New Haven, Connecticut doesn’t have a lot of Republican voters. Current figures show only 2,458 Republicans, out of an overall total of 64,302 who are registered to vote.
Despite that, state law requires the city to spend $25,000 on next month’s GOP presidential primary. That would be over $10 per voter, even if they were all to show up — which isn’t likely.
According to the New Haven Independent, during the 2008 Republican primary, only 898 Republicans voted. One district drew just a single Republican, while several other drew no more than five. In 2008, however, there was also a Democratic primary, so the poll workers had plenty to do. This year, that is not the case.
State law mandates that New Haven must hire four people — a moderator, an official checker, a ballot handler, and a machine tabulator — to work from 5 am to 9 pm at each of 32 polling places. The city’s Republican registrar of voters thinks that’s ridiculous, and her Democratic counterpart agrees.

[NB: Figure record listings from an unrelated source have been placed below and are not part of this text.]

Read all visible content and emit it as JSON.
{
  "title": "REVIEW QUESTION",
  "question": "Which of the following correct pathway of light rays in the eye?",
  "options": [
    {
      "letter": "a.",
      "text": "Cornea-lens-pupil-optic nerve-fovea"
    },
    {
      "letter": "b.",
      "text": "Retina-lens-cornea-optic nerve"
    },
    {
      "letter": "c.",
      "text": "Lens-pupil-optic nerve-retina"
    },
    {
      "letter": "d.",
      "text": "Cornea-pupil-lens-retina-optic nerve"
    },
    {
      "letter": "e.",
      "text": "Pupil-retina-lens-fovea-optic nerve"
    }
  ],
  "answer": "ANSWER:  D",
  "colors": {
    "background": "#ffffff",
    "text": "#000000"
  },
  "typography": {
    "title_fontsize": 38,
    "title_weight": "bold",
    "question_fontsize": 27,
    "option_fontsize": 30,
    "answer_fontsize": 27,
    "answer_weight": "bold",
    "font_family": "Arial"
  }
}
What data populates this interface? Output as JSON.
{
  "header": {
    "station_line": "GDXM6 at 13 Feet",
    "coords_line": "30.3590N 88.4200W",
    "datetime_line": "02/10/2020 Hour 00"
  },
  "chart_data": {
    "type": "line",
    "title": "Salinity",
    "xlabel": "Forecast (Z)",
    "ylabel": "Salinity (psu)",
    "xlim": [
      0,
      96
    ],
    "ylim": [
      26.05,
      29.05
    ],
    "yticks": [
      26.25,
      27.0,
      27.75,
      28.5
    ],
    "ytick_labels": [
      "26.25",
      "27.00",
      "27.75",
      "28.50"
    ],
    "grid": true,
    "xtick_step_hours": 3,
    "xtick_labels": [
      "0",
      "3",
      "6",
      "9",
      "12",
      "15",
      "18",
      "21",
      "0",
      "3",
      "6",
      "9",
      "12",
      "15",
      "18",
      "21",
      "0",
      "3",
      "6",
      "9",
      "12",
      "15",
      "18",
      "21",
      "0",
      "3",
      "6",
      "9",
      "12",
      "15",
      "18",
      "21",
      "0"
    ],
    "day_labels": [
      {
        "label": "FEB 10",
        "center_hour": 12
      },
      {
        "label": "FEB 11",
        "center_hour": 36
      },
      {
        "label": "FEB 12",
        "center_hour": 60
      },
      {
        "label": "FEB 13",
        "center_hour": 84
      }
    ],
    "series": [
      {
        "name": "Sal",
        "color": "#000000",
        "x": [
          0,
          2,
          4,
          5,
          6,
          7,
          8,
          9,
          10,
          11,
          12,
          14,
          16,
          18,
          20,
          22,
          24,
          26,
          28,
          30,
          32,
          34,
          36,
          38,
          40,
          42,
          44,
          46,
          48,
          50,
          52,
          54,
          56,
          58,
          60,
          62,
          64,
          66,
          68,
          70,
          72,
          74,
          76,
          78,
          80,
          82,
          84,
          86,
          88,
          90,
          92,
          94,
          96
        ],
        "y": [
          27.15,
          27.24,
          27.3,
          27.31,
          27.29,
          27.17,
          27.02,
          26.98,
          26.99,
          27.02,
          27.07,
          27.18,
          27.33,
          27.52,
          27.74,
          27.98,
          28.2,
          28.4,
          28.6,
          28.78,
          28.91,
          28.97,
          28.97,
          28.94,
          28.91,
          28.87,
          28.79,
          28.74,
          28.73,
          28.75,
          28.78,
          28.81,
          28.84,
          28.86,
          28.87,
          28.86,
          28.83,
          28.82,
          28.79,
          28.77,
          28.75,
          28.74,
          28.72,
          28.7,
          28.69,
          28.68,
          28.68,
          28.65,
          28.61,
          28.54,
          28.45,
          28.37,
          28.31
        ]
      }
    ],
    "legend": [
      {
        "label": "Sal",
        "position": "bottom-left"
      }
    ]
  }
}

The two women say they will be asking the Secretary of the State’s office for a waiver to allow the April 24 vote to be consolidated to perhaps a dozen polling places.
However, Secretary of the State Denise Merrill and her elections staff attorney have already responded that it’s not possible without a change in the law, which currently requires the same polling places to be used for primaries as for general elections.
There are also fears that some voters could be disenfranchised if they do not have transportation to reach a poll that is further from their home.
The New Haven GOP chairman has already answered that with a suggestion that the city should simply pay for rides downtown for any voter who needs them. He figures that would be a lot cheaper than paying 128 people to sit around all day doing nothing.